Linus Torvalds Considering End To Linux 2.6 Series 293
An anonymous reader writes "With the Linux 2.6 kernel set to begin its 40th development cycle and the Linux kernel nearing its 20th anniversary, Linus Torvalds has expressed interest today in moving away from the Linux 2.6.x kernel version. Instead he's looking to change things up by releasing the next kernel as Linux version 2.8 or 3.0."
Re:Case insensitive file names please! (Score:2, Insightful)
Re:First number (Score:5, Insightful)
42 decimal = 101010 binary
101010 binary = X X X roman
XXX = pr0n!
That's the answer to life, the universe and everything! That cheeky Doug A.
Re:Newsworthy? (Score:5, Insightful)
scripts that look for "2.6" in the result of "uname -r"
Those scripts are already broken.
Perhaps the commenters actually read the article. (Score:5, Insightful)

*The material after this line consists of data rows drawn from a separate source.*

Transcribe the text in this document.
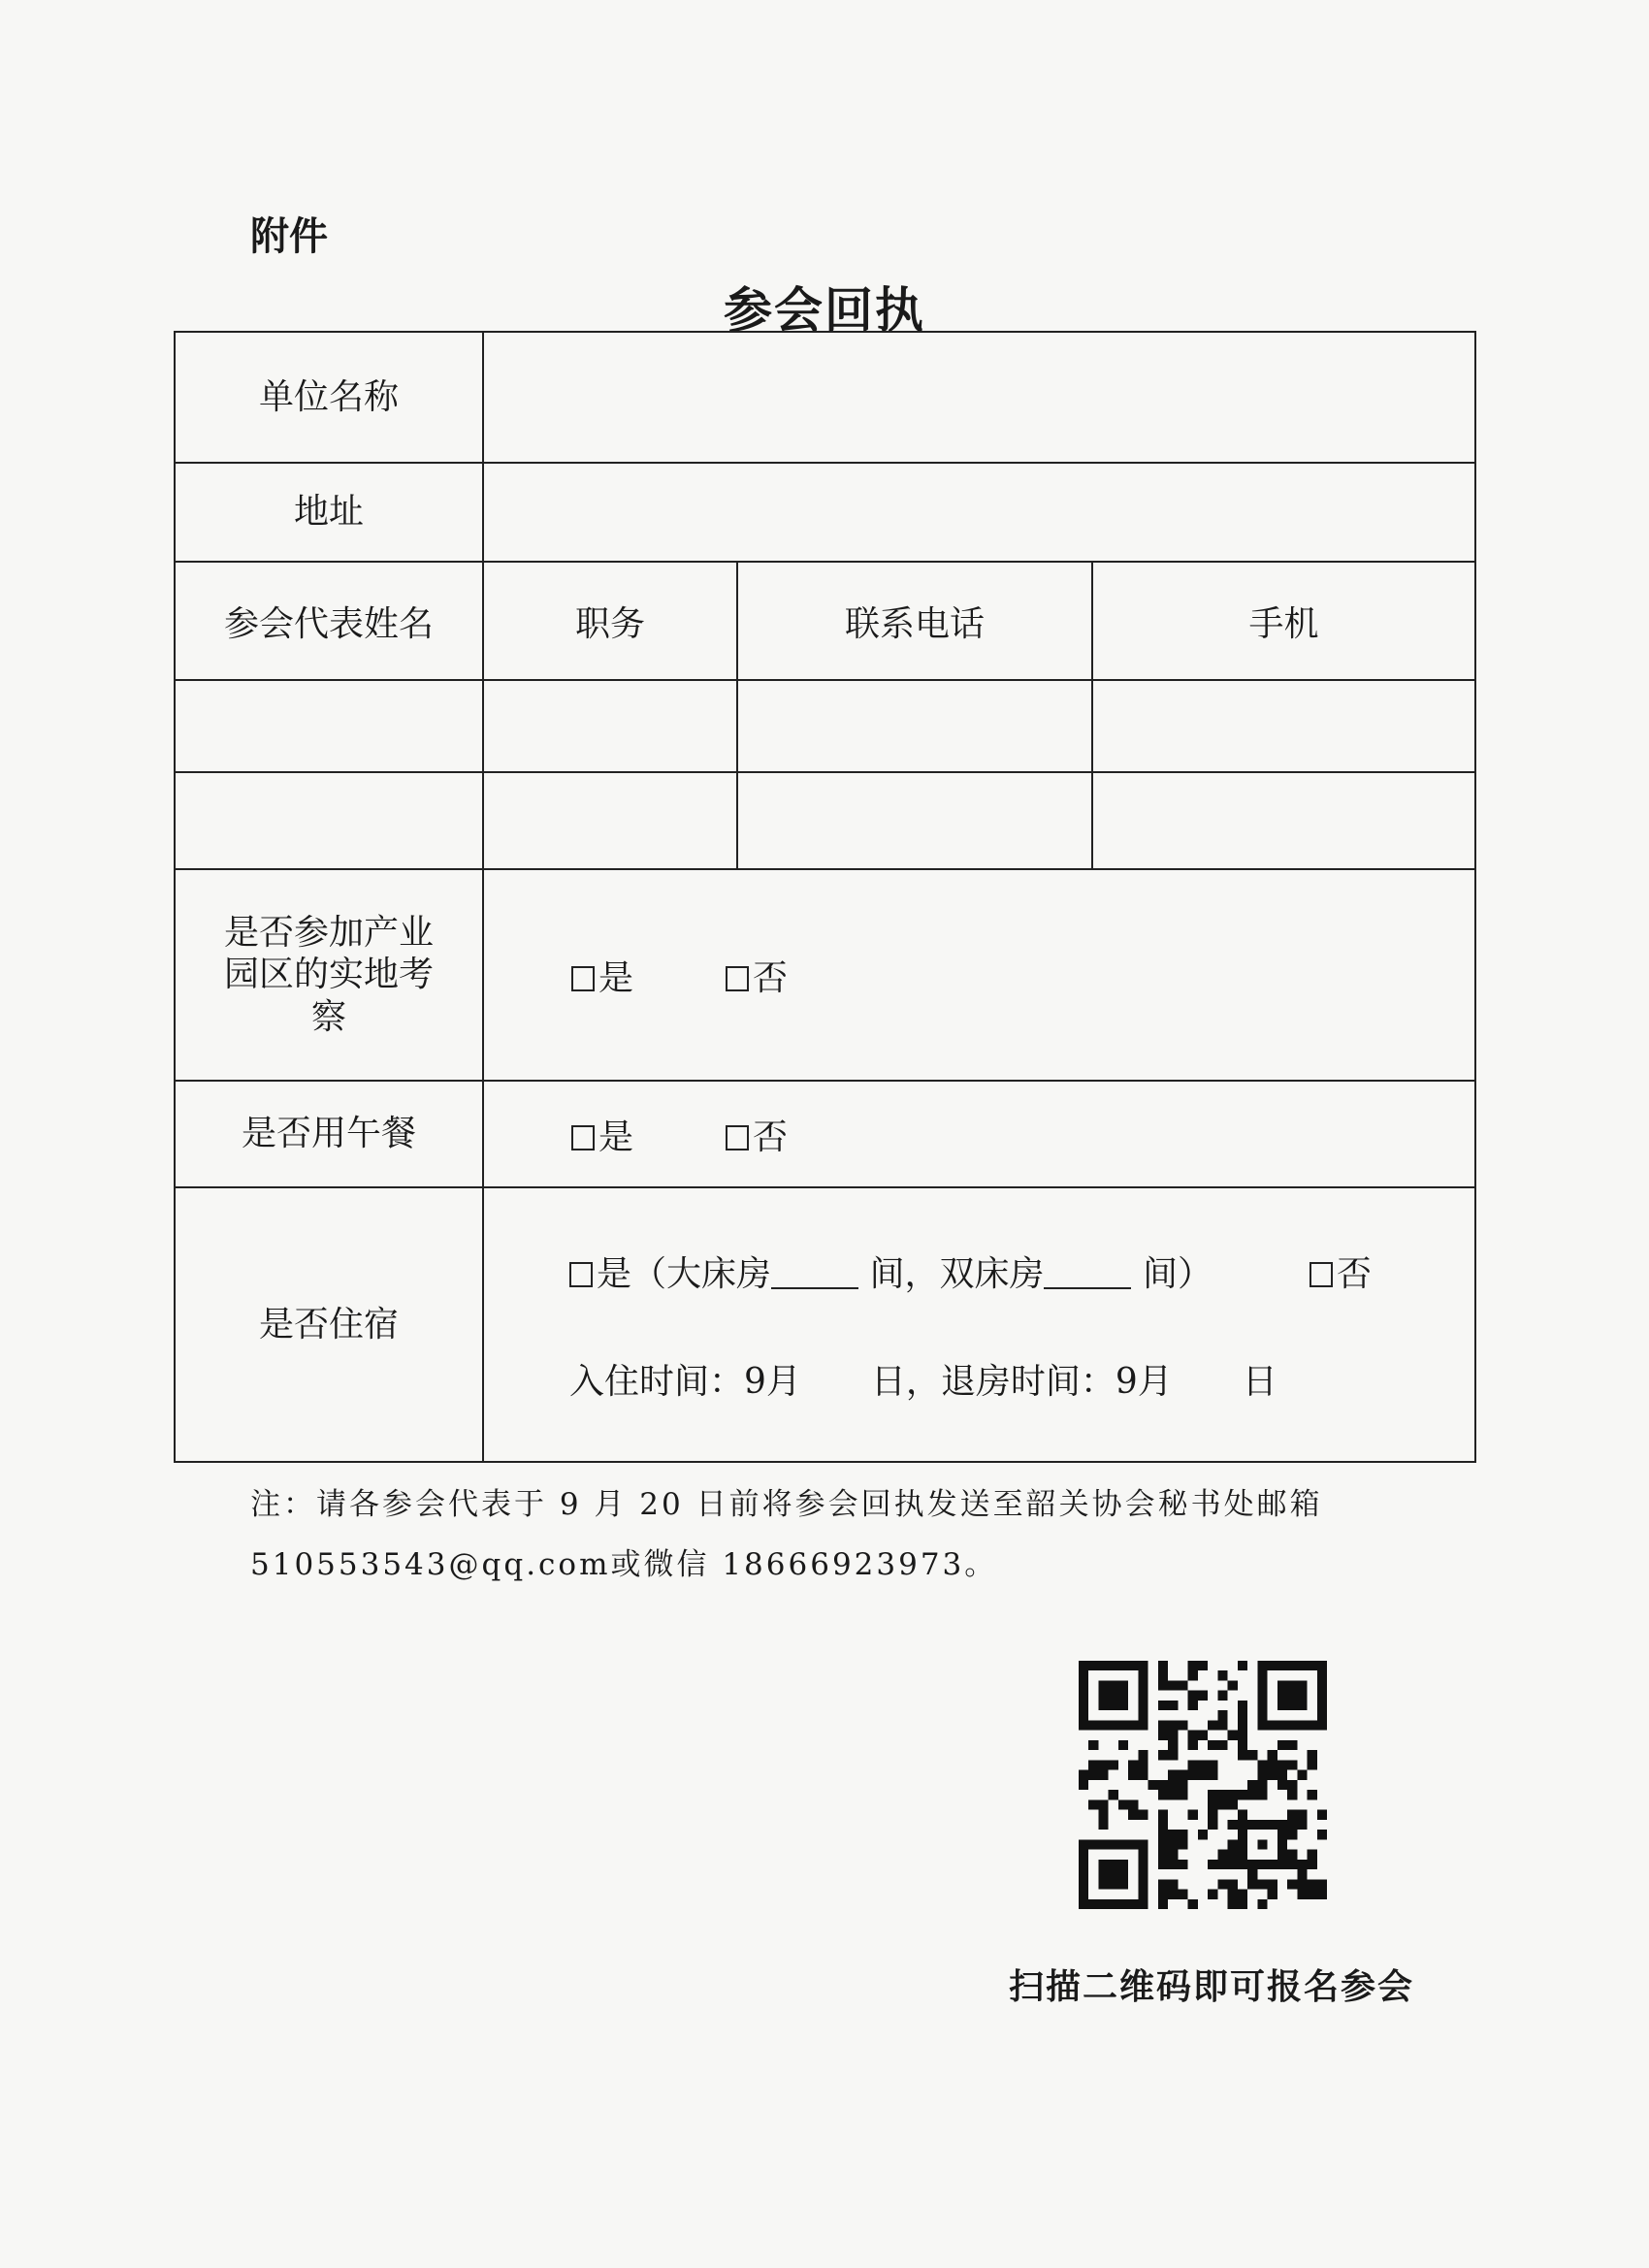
附件
参会回执
单位名称			
地址			
参会代表姓名	职务	联系电话	手机

是否参加产业园区的实地考察	是 否		
是否用午餐	是 否		
是否住宿	是（大床房 间，双床房 间） 否
入住时间：9月　　日，退房时间：9月　　日		
注：请各参会代表于 9 月 20 日前将参会回执发送至韶关协会秘书处邮箱
510553543@qq.com或微信 18666923973。
扫描二维码即可报名参会
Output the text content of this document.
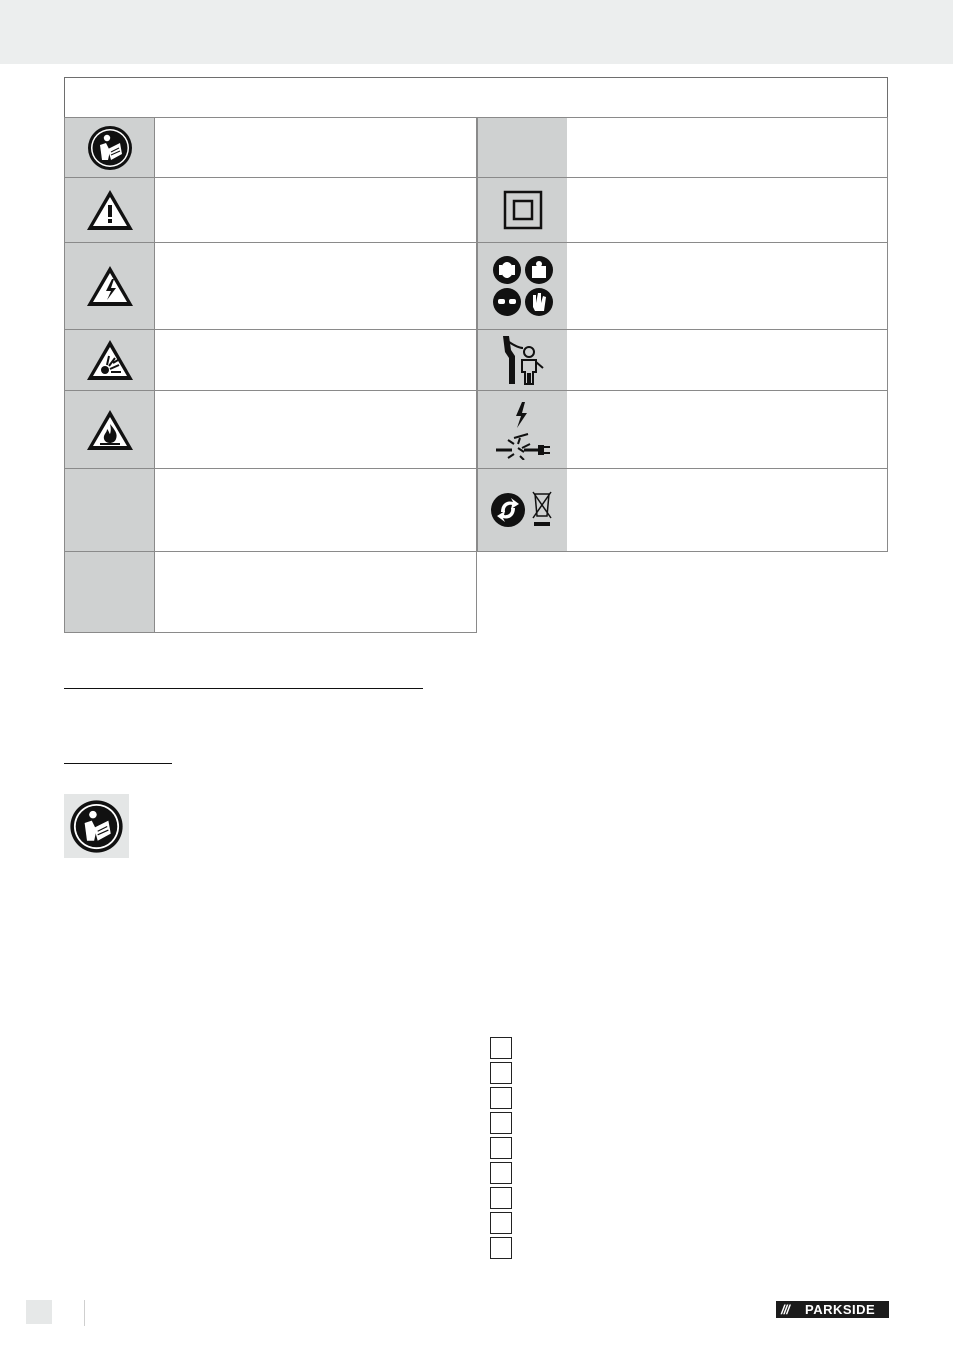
/// PARKSIDE
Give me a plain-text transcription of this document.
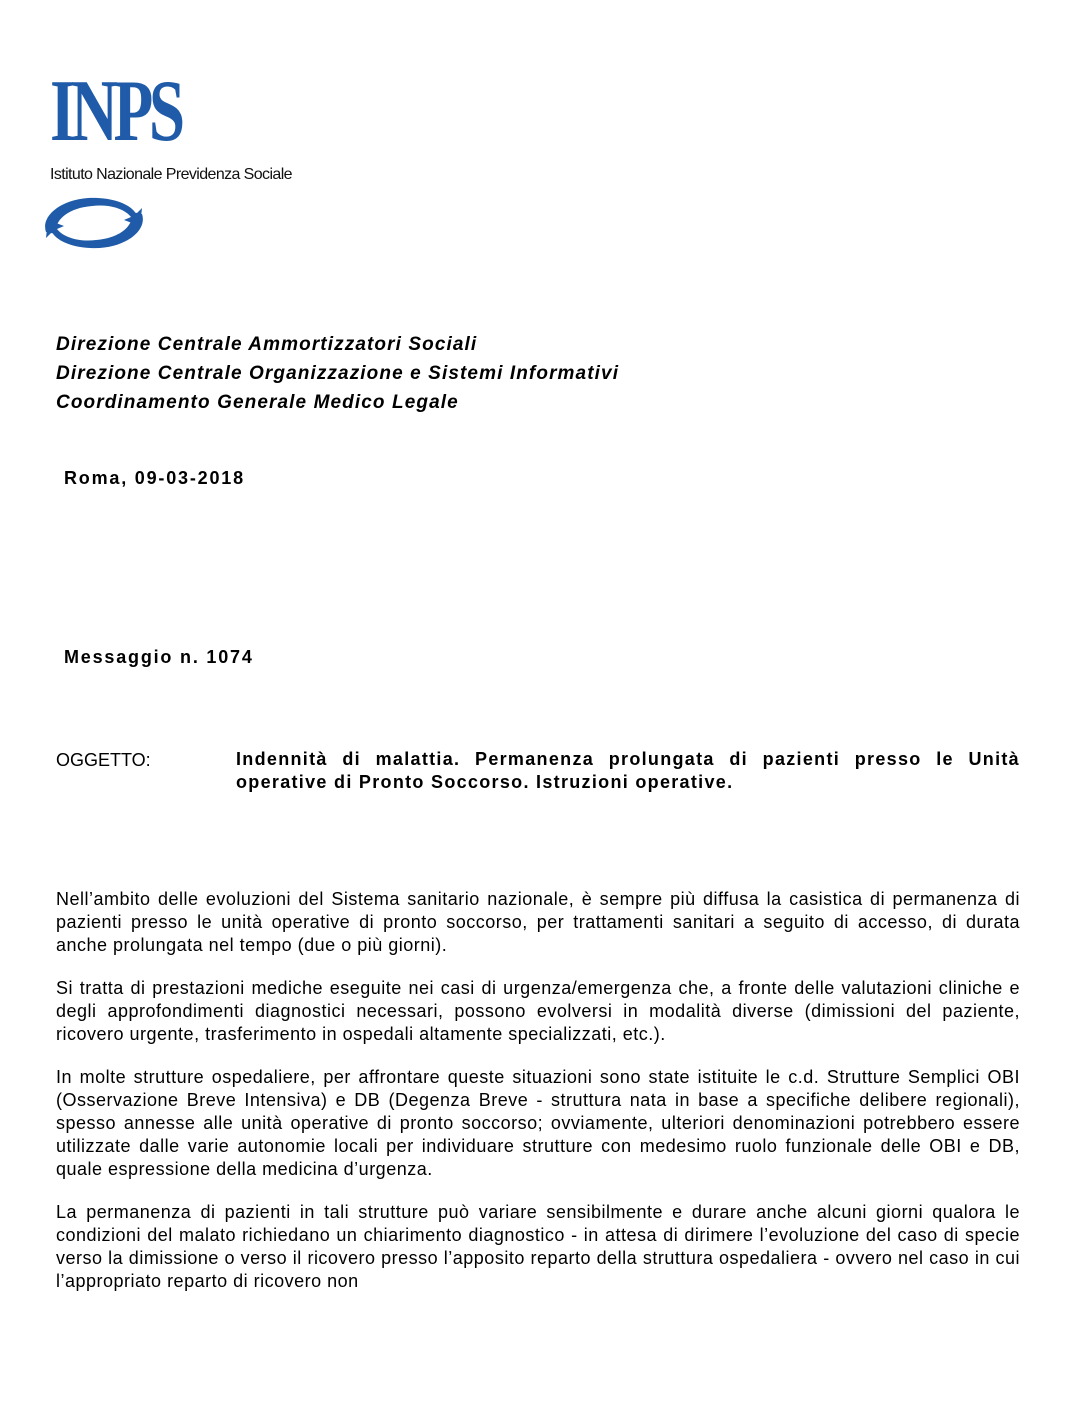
INPS
Istituto Nazionale Previdenza Sociale
Direzione Centrale Ammortizzatori Sociali
Direzione Centrale Organizzazione e Sistemi Informativi
Coordinamento Generale Medico Legale
Roma, 09-03-2018
Messaggio n. 1074
OGGETTO:	Indennità di malattia. Permanenza prolungata di pazienti presso le Unità operative di Pronto Soccorso. Istruzioni operative.

Nell’ambito delle evoluzioni del Sistema sanitario nazionale, è sempre più diffusa la casistica di permanenza di pazienti presso le unità operative di pronto soccorso, per trattamenti sanitari a seguito di accesso, di durata anche prolungata nel tempo (due o più giorni).

Si tratta di prestazioni mediche eseguite nei casi di urgenza/emergenza che, a fronte delle valutazioni cliniche e degli approfondimenti diagnostici necessari, possono evolversi in modalità diverse (dimissioni del paziente, ricovero urgente, trasferimento in ospedali altamente specializzati, etc.).

In molte strutture ospedaliere, per affrontare queste situazioni sono state istituite le c.d. Strutture Semplici OBI (Osservazione Breve Intensiva) e DB (Degenza Breve - struttura nata in base a specifiche delibere regionali), spesso annesse alle unità operative di pronto soccorso; ovviamente, ulteriori denominazioni potrebbero essere utilizzate dalle varie autonomie locali per individuare strutture con medesimo ruolo funzionale delle OBI e DB, quale espressione della medicina d’urgenza.

La permanenza di pazienti in tali strutture può variare sensibilmente e durare anche alcuni giorni qualora le condizioni del malato richiedano un chiarimento diagnostico - in attesa di dirimere l’evoluzione del caso di specie verso la dimissione o verso il ricovero presso l’apposito reparto della struttura ospedaliera - ovvero nel caso in cui l’appropriato reparto di ricovero non
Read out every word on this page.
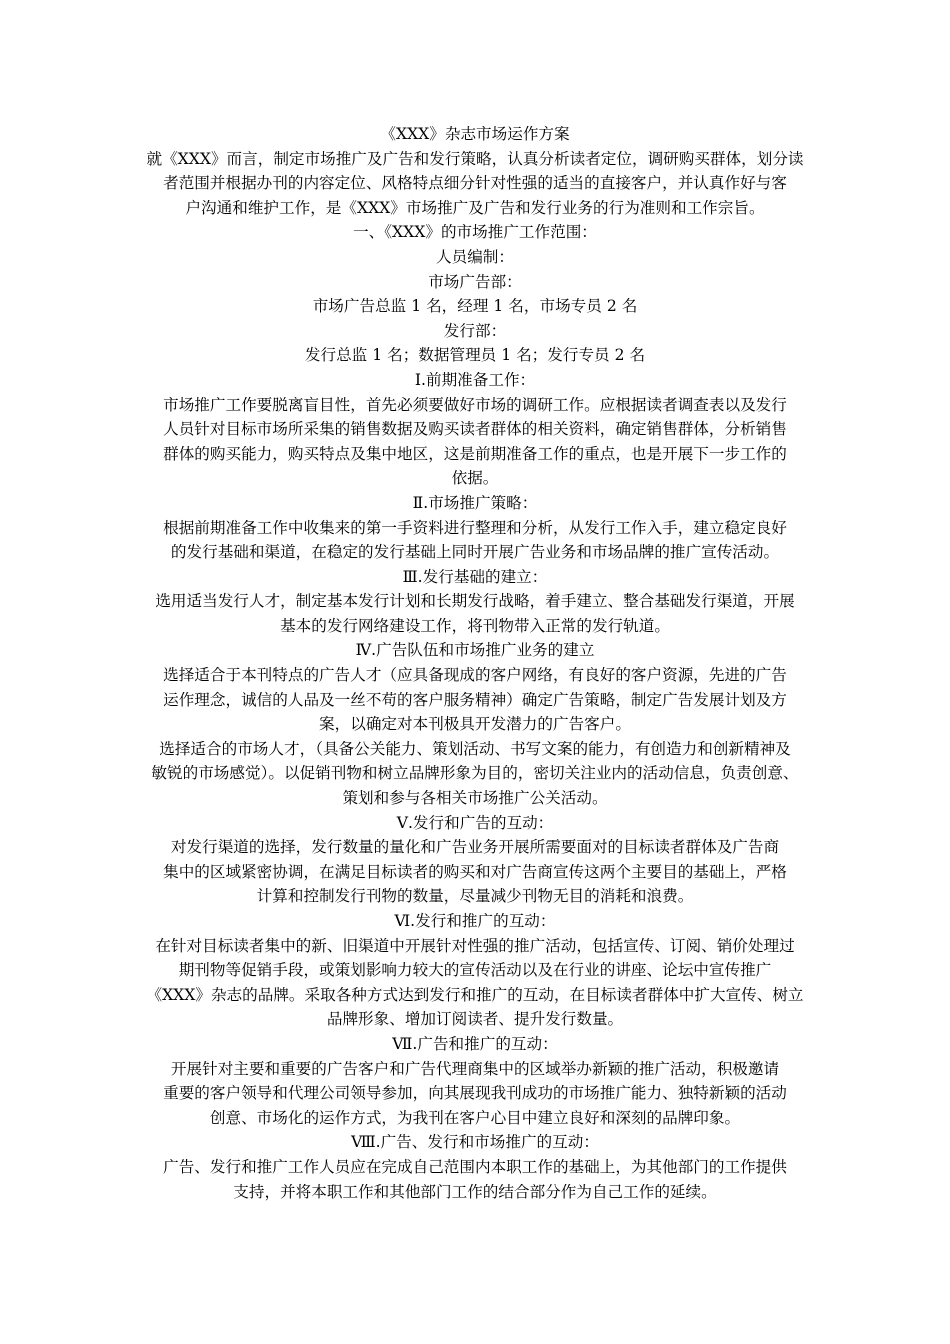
《XXX》杂志市场运作方案
就《XXX》而言，制定市场推广及广告和发行策略，认真分析读者定位，调研购买群体，划分读
者范围并根据办刊的内容定位、风格特点细分针对性强的适当的直接客户，并认真作好与客
户沟通和维护工作，是《XXX》市场推广及广告和发行业务的行为准则和工作宗旨。
一、《XXX》的市场推广工作范围：
人员编制：
市场广告部：
市场广告总监 1 名，经理 1 名，市场专员 2 名
发行部：
发行总监 1 名；数据管理员 1 名；发行专员 2 名
Ⅰ.前期准备工作：
市场推广工作要脱离盲目性，首先必须要做好市场的调研工作。应根据读者调查表以及发行
人员针对目标市场所采集的销售数据及购买读者群体的相关资料，确定销售群体，分析销售
群体的购买能力，购买特点及集中地区，这是前期准备工作的重点，也是开展下一步工作的
依据。
Ⅱ.市场推广策略：
根据前期准备工作中收集来的第一手资料进行整理和分析，从发行工作入手，建立稳定良好
的发行基础和渠道，在稳定的发行基础上同时开展广告业务和市场品牌的推广宣传活动。
Ⅲ.发行基础的建立：
选用适当发行人才，制定基本发行计划和长期发行战略，着手建立、整合基础发行渠道，开展
基本的发行网络建设工作，将刊物带入正常的发行轨道。
Ⅳ.广告队伍和市场推广业务的建立
选择适合于本刊特点的广告人才（应具备现成的客户网络，有良好的客户资源，先进的广告
运作理念，诚信的人品及一丝不苟的客户服务精神）确定广告策略，制定广告发展计划及方
案，以确定对本刊极具开发潜力的广告客户。
选择适合的市场人才，（具备公关能力、策划活动、书写文案的能力，有创造力和创新精神及
敏锐的市场感觉）。以促销刊物和树立品牌形象为目的，密切关注业内的活动信息，负责创意、
策划和参与各相关市场推广公关活动。
Ⅴ.发行和广告的互动：
对发行渠道的选择，发行数量的量化和广告业务开展所需要面对的目标读者群体及广告商
集中的区域紧密协调，在满足目标读者的购买和对广告商宣传这两个主要目的基础上，严格
计算和控制发行刊物的数量，尽量减少刊物无目的消耗和浪费。
Ⅵ.发行和推广的互动：
在针对目标读者集中的新、旧渠道中开展针对性强的推广活动，包括宣传、订阅、销价处理过
期刊物等促销手段，或策划影响力较大的宣传活动以及在行业的讲座、论坛中宣传推广
《XXX》杂志的品牌。采取各种方式达到发行和推广的互动，在目标读者群体中扩大宣传、树立
品牌形象、增加订阅读者、提升发行数量。
Ⅶ.广告和推广的互动：
开展针对主要和重要的广告客户和广告代理商集中的区域举办新颖的推广活动，积极邀请
重要的客户领导和代理公司领导参加，向其展现我刊成功的市场推广能力、独特新颖的活动
创意、市场化的运作方式，为我刊在客户心目中建立良好和深刻的品牌印象。
Ⅷ.广告、发行和市场推广的互动：
广告、发行和推广工作人员应在完成自己范围内本职工作的基础上，为其他部门的工作提供
支持，并将本职工作和其他部门工作的结合部分作为自己工作的延续。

It seems rather strange to label others as ignorant when there is Linus saying "since we no longer do version numbers based on features, but based on time,"
Re:Case insensitive file names suck! (Score:5, Insightful)
As much as I dislike Windows... what purpose does a case-sensitive file system serve? It just confuses people.
Well, for starters it would allow the OS to be properly compatible with systems and software that use case-sensitive file storage. :) (Yeah, kind of circular logic there.)
I think you have a reasonable point there - but it's mostly something that can be dealt with at the application level. Like if you're typing a filename in a file dialog, the UI can do a case-insensitive match regardless of the underlying filesystem. The OS doesn't need to prevent creation of files whose names differ only in case to provide that.
There's also a much larger issue: simply treating uppercase as equivalent to lowercase is fine for English, but for international languages, providing that kind of feature gets you into issues of Unicode normalization. Japanese gets you a good collection of degenerate cases: for instance distinguishing between filenames in hiragana, katakana, half-width katakana, kanji (of which there may be multiple equivalents)... I expect other East Asian languages contain similar challenges. I don't know about other languages... But shouldn't all those filenames be equivalent, too? Is that a problem that's not solved just because it's harder to solve? Isn't that disparity a bit awkward?
Again, it seems to me that the place to address the issue is in UI, in response to user input - not at the underlying file handling calls. If the user searches for a filename - it's fine if there's multiple matches, and appropriate to return matches based on what the software "thinks" the user intended. And UI already does this to some extent. If you're typing in a filename to load, the UI can display approximate matches. File dialogs for save are very similar to those for loading - so again, you'll see, as you're typing, if there's a naming clash that could confuse you later. So why the ham-fisted rule of "no filenames which differ only in case"?
To take it a step further - do filenames even need to be unique any more? Windows UI has hidden filename extensions by default for years. So you could have two files "with the same name" (apparently, anyway) in a single directory already. If you're going to do that, I think it may be time to start letting go of the idea that filenames are unique. There's been a trend toward identifying files by metadata anyway - content indexing, tagging, and so on. Certainly traditional filesystem calls depend on filename uniqueness - but at the UI level, is it really still an appropriate restriction?